Cendres et poussières

Publié le par Cristie Cyane

Cendres et poussières

                   CENDRES  ET  POUSSIERES  (1902)              Recueil 2

 

A mon Amie H.L.C.B. 

 

 

Invocation

 

Les yeux tournés sans fin vers les splendeurs éteintes,

Nous évoquons l’effroi, l’angoisse et le tourment

De tes baisers, plus doux que le miel d’hyacinthes,

Amante qui versas impérieusement,

Comme on verse le nard et le baume et la myrrhe,

Devant l’Aphrodita, Maîtresse de l’Eros,

          L’orage et l’éclair de ta lyre,

                    O Psappha de Lesbos !

 

Les siècles attentifs se penchent pour entendre

Les lambeaux de tes chants. Ton visage est pareil

A des roses d’hiver recouvertes de cendre,

Et ton lit nuptial ignore le soleil.

Ta chevelure ondoie au reflux des marées

Comme l’algue marine et les sombres coraux,

            Et tes lèvres désespérées

                     Boivent la paix des eaux.

 

Que t’importe l’éloge éloquent des Poètes,

A toi dont le front large est las d’éternité ?

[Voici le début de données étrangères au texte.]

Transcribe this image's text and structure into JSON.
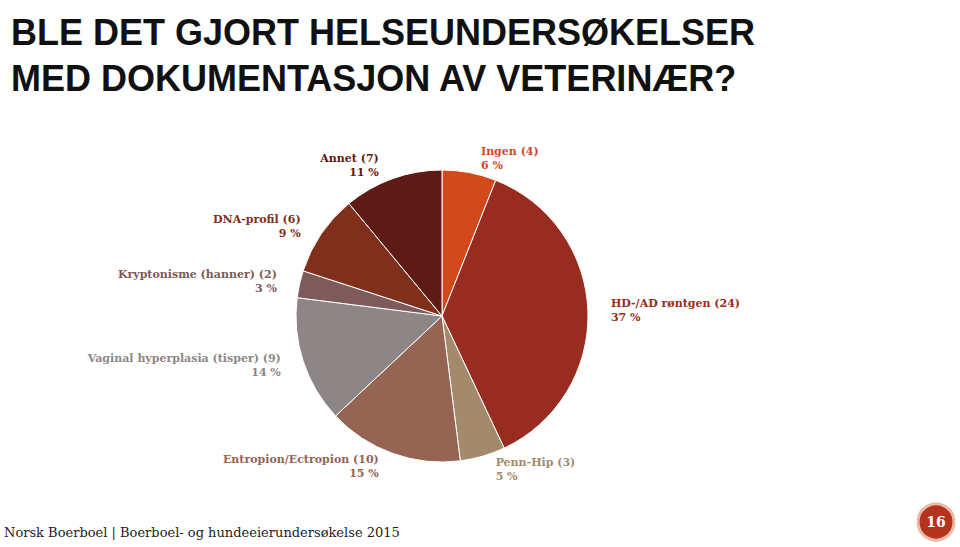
{
  "chart_data": {
    "type": "pie",
    "title": "BLE DET GJORT HELSEUNDERSØKELSER\nMED DOKUMENTASJON AV VETERINÆR?",
    "categories": [
      "Ingen (4)",
      "HD-/AD røntgen (24)",
      "Penn-Hip (3)",
      "Entropion/Ectropion (10)",
      "Vaginal hyperplasia (tisper) (9)",
      "Kryptonisme (hanner) (2)",
      "DNA-profil (6)",
      "Annet (7)"
    ],
    "values": [
      6,
      37,
      5,
      15,
      14,
      3,
      9,
      11
    ],
    "value_labels": [
      "6 %",
      "37 %",
      "5 %",
      "15 %",
      "14 %",
      "3 %",
      "9 %",
      "11 %"
    ],
    "colors": [
      "#d2491b",
      "#992c20",
      "#a48a6c",
      "#956453",
      "#8e8686",
      "#7e5a5a",
      "#80301a",
      "#5e1a14"
    ],
    "data_labels": true,
    "footer": "Norsk Boerboel | Boerboel- og hundeeierundersøkelse 2015",
    "page_number": 16
  }
}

Que t’importe l’écho des strophes inquiètes,

Les éblouissements et les sonorités ?

La musique des flots a rempli ton oreille,

Ce remous de la mer qui murmure à ses morts

           Des mots dont le rythme ensommeille

                      Tels de graves accords.

 

O parfum de Paphôs ! ô Poète ! ô Prêtresse !

Apprends-nous le secret des divines douleurs,

Apprends-nous les soupirs, l’implacable caresse

Où pleure le plaisir, flétri parmi les fleurs !

O langueurs de Lesbos ! Charme de Mytilène !

Apprends-nous le vers d’or que ton râle étouffa,

           De ton harmonieuse haleine

                     Inspire-nous, Psappha !

 

 

 

Let the dead bury their Dead

 

Voici la nuit : je vais ensevelir mes morts,

Mes songes, mes désirs, mes douleurs, mes remords,

Tout le passé… Je vais ensevelir mes morts.

 

J’ensevelis, parmi les sombres violettes,

Tes yeux, tes mains, ton front et tes lèvres muettes,

O toi qui dors parmi les sombres violettes !

 

J’emporte cet éclair dernier de ton regard…
Dans le choc de la vie et le heurt du hasard,

J’emporte ainsi la paix de ton dernier regard.

 

Je couvrirai d’encens, de roses et de roses,

La pâle chevelure et les paupières closes

D’un amour dont l’ardeur mourut parmi les roses.

 

Que s’élève vers moi froide des morts,

Abolissant en moi les craintes, les remords,

Et m’apportant la paix souriante des mort !

 

Que j’obtienne, dans un grand lit de violettes,

Cette immuable paix d’éternités muettes

Où meurt jusqu’à l’odeur des douces violettes !

 

Que se reflète, au fond de mon calme regard,

Un vaste crépuscule immobile et blafard !

Que diminue enfin l’ardeur de mon regard !

 

Mais que j’emporte aussi le souvenir des roses,

Lorsqu’on viendra poser sur mes paupières closes

Les lotus et les lys, les et les roses !…

 

 

Les  Amazones

 

On voit errer au loin les yeux d’or des lionnes…
L’Artémis, à qui plaît l’orgueil des célibats,

Qui sourit aux fronts purs sous les pures couronnes,

Contemple cependant sans colère, là-bas,

S’accomplir dans la nuit l’hymen des Amazones,

Fier, et semblable au choc souverain des combats.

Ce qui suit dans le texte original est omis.